I mentioned this incident to Campbeltown historian and writer, Angus Martin, and he very kindly found this account of the death of Donald Kerr in the Campbeltown Library – this article is from the Argyllshire Herald from August 5th, 1859 and reads as follows:
FATAL ACCIDENT AT DRUMLEMBLE
On the morning of Monday the 25th ult., a fatal accident occurred at the coal-pit at Drumlemble. As three of the colliers were ascending the pit, one of them named Donald Kerr happened to look out of the basket, when unfortunately the recoil of the signal wire which had previously been broken, caught him by the chin and dragged him out of the basket. Before he could be rescued from this perilous position, he lost hold of the wire, fell to the distance of 90 feet, and was killed on the spot. His remains were taken up in a very mangled state. One of the two two workmen who were in the the basket at the time was the son of the deceased. We understand that the men at the bottom of the pit hallooed to the man at the head of it, informing him of the condition in which the signal wire was. Immediately on receiving this intelligence, he communicated it to the person in charge of the engine, at the same time urging upon him to be very cautious, as it was men who were coming up. A widow and seven children survive to mourn the loss of the deceased. It is now 25 years since any fatal accident occurred at this colliery.

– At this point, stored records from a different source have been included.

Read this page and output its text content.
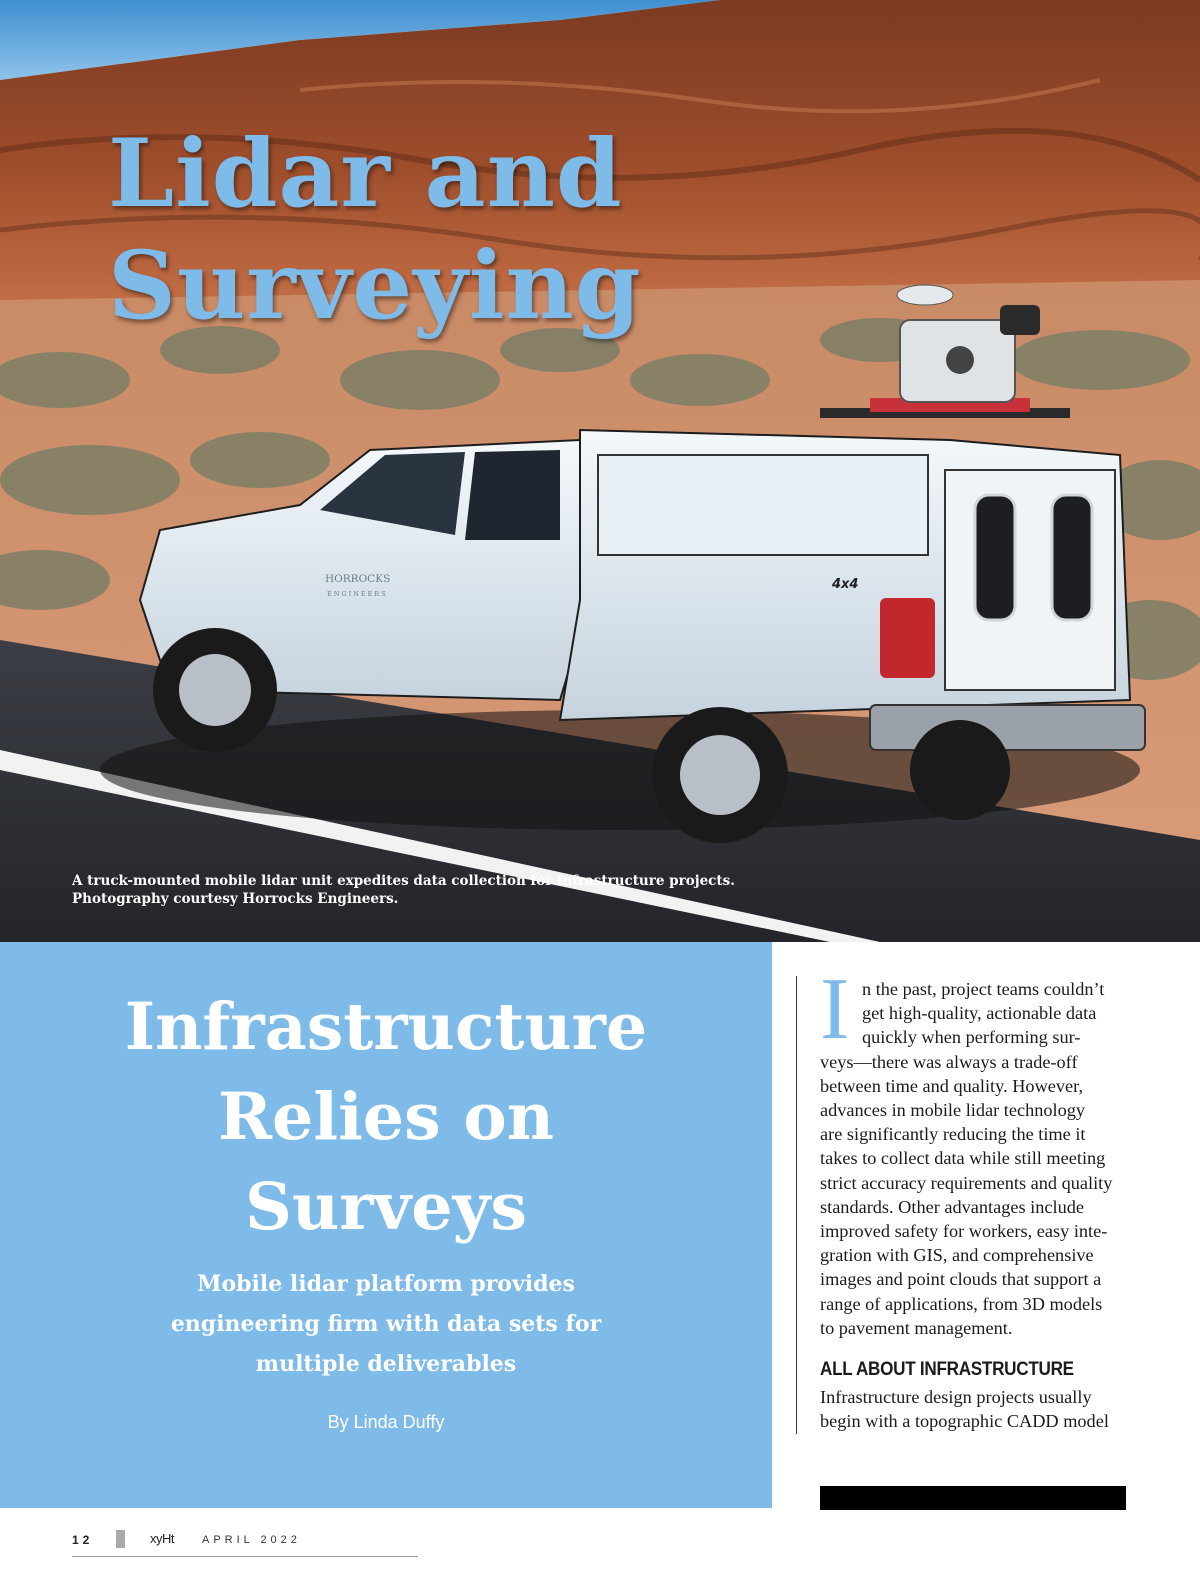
HORROCKS
ENGINEERS
4x4
Lidar and
Surveying
A truck-mounted mobile lidar unit expedites data collection for infrastructure projects.
Photography courtesy Horrocks Engineers.
Infrastructure
Relies on
Surveys

Mobile lidar platform provides
engineering firm with data sets for
multiple deliverables

By Linda Duffy
I n the past, project teams couldn’t
get high-quality, actionable data
quickly when performing sur-
veys—there was always a trade-off
between time and quality. However,
advances in mobile lidar technology
are significantly reducing the time it
takes to collect data while still meeting
strict accuracy requirements and quality
standards. Other advantages include
improved safety for workers, easy inte-
gration with GIS, and comprehensive
images and point clouds that support a
range of applications, from 3D models
to pavement management.

ALL ABOUT INFRASTRUCTURE
Infrastructure design projects usually
begin with a topographic CADD model
12	xyHt	APRIL 2022
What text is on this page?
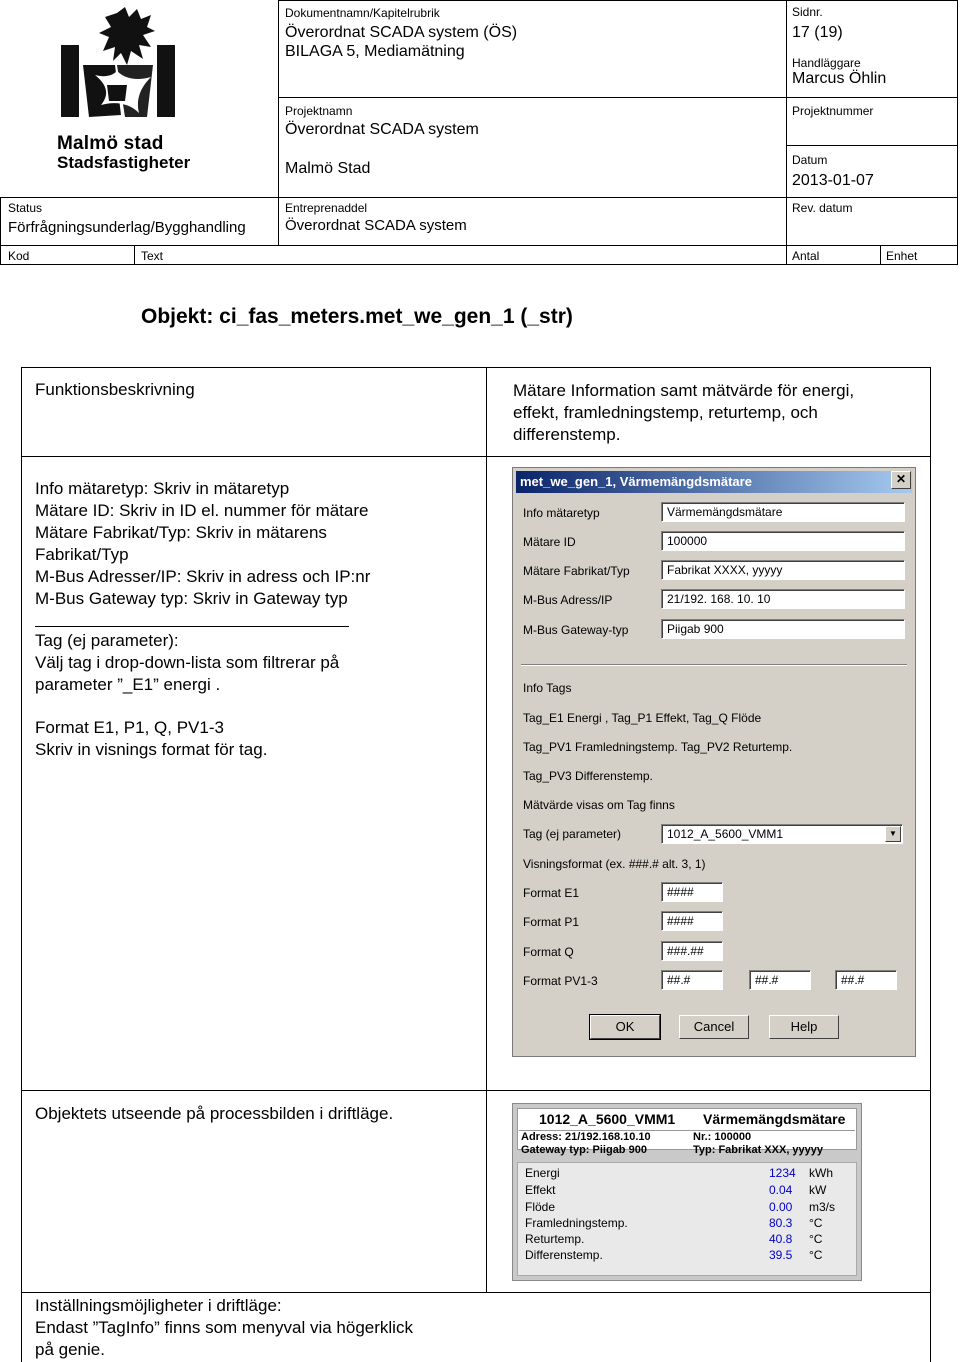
Malmö stad
Stadsfastigheter
Dokumentnamn/Kapitelrubrik
Överordnat SCADA system (ÖS)
BILAGA 5, Mediamätning
Sidnr.
17 (19)
Handläggare
Marcus Öhlin
Projektnamn
Överordnat SCADA system
Malmö Stad
Projektnummer
Datum
2013-01-07
Status
Förfrågningsunderlag/Bygghandling
Entreprenaddel
Överordnat SCADA system
Rev. datum
Kod	Text	Antal	Enhet
Objekt: ci_fas_meters.met_we_gen_1 (_str)
Funktionsbeskrivning	Mätare Information samt mätvärde för energi,
effekt, framledningstemp, returtemp, och
differenstemp.
Info mätaretyp: Skriv in mätaretyp
Mätare ID: Skriv in ID el. nummer för mätare
Mätare Fabrikat/Typ: Skriv in mätarens
Fabrikat/Typ
M-Bus Adresser/IP: Skriv in adress och IP:nr
M-Bus Gateway typ: Skriv in Gateway typ
Tag (ej parameter):
Välj tag i drop-down-lista som filtrerar på
parameter ”_E1” energi .
Format E1, P1, Q, PV1-3
Skriv in visnings format för tag.
Objektets utseende på processbilden i driftläge.
Inställningsmöjligheter i driftläge:
Endast ”TagInfo” finns som menyval via högerklick
på genie.
met_we_gen_1, Värmemängdsmätare	✕
Info mätaretyp	Värmemängdsmätare
Mätare ID	100000
Mätare Fabrikat/Typ	Fabrikat XXXX, yyyyy
M-Bus Adress/IP	21/192. 168. 10. 10
M-Bus Gateway-typ	Piigab 900
Info Tags
Tag_E1 Energi , Tag_P1 Effekt, Tag_Q Flöde
Tag_PV1 Framledningstemp. Tag_PV2 Returtemp.
Tag_PV3 Differenstemp.
Mätvärde visas om Tag finns
Tag (ej parameter)	1012_A_5600_VMM1	▼
Visningsformat (ex. ###.# alt. 3, 1)
Format E1	####
Format P1	####
Format Q	###.##
Format PV1-3	##.#	##.#	##.#
OK	Cancel	Help
1012_A_5600_VMM1 Värmemängdsmätare
Adress: 21/192.168.10.10	Nr.: 100000
Gateway typ: Piigab 900	Typ: Fabrikat XXX, yyyyy
Energi	1234 kWh
Effekt	0.04 kW
Flöde	0.00 m3/s
Framledningstemp.	80.3 °C
Returtemp.	40.8 °C
Differenstemp.	39.5 °C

This account makes harrowing reading – that Donald’s son, Alexander, should witness his father die in such a way is quite horrific. I am left wondering how the family survived after Donald’s death and if the Duke of Argyll ever compensated them in any way…
Lines to memory of James McArthur: Killed at Drumlemble Coal Pit
‘Twas a lovely Spring morning in April
And the lark sang his song loud and clear
When we miners set out on our way to the pit
With light hearts and full of good cheer
We laughed and we joked, as we strode on our way
Not a thought of the mine and it’s dangers
For sport was the topic, as usually the case
On the merits of Celtic and Rangers.
When we reached the pit head in the corner we saw
“auld Jamies” swing his lamp to and fro
He was melting his wax, and preparing his light
Ere he’s start on his labours below.
The signal bell rang, and the cage lowered away
Sinking silently out of the light
But little we thought as we watched him go down
Of what was to happen ere night.
Our work down below but two hours begun
When news came in whispering breath
That a fall had occurred at Jamie’s coal face
And we feared he had met with his death.
The doctor was ‘phoned for, and soon he appeared
Anxious to do his best
But alas! our poor comrade had passed away
And lay in Eternal Rest.
We laid our tools and hurried away
Our work for that day at an end
By custom thus showing the respect that we held
For our poor, unfortunate friend.
Our thought flew to his aged mother
Of ten and four -score years
When we thought of her feeble old frame
Our eyes dimmed with tears
He was called away while at his post
No warning was given
But we hope to meet some other time
At the Golden Gates of Heaven.
James MacArthur was crushed under a coal fall in April 1914, whilst working for the Campbeltown Coal Company. The poem was composed by John Lambie who died in an accident, in 1926, at the Wimbledon Pit.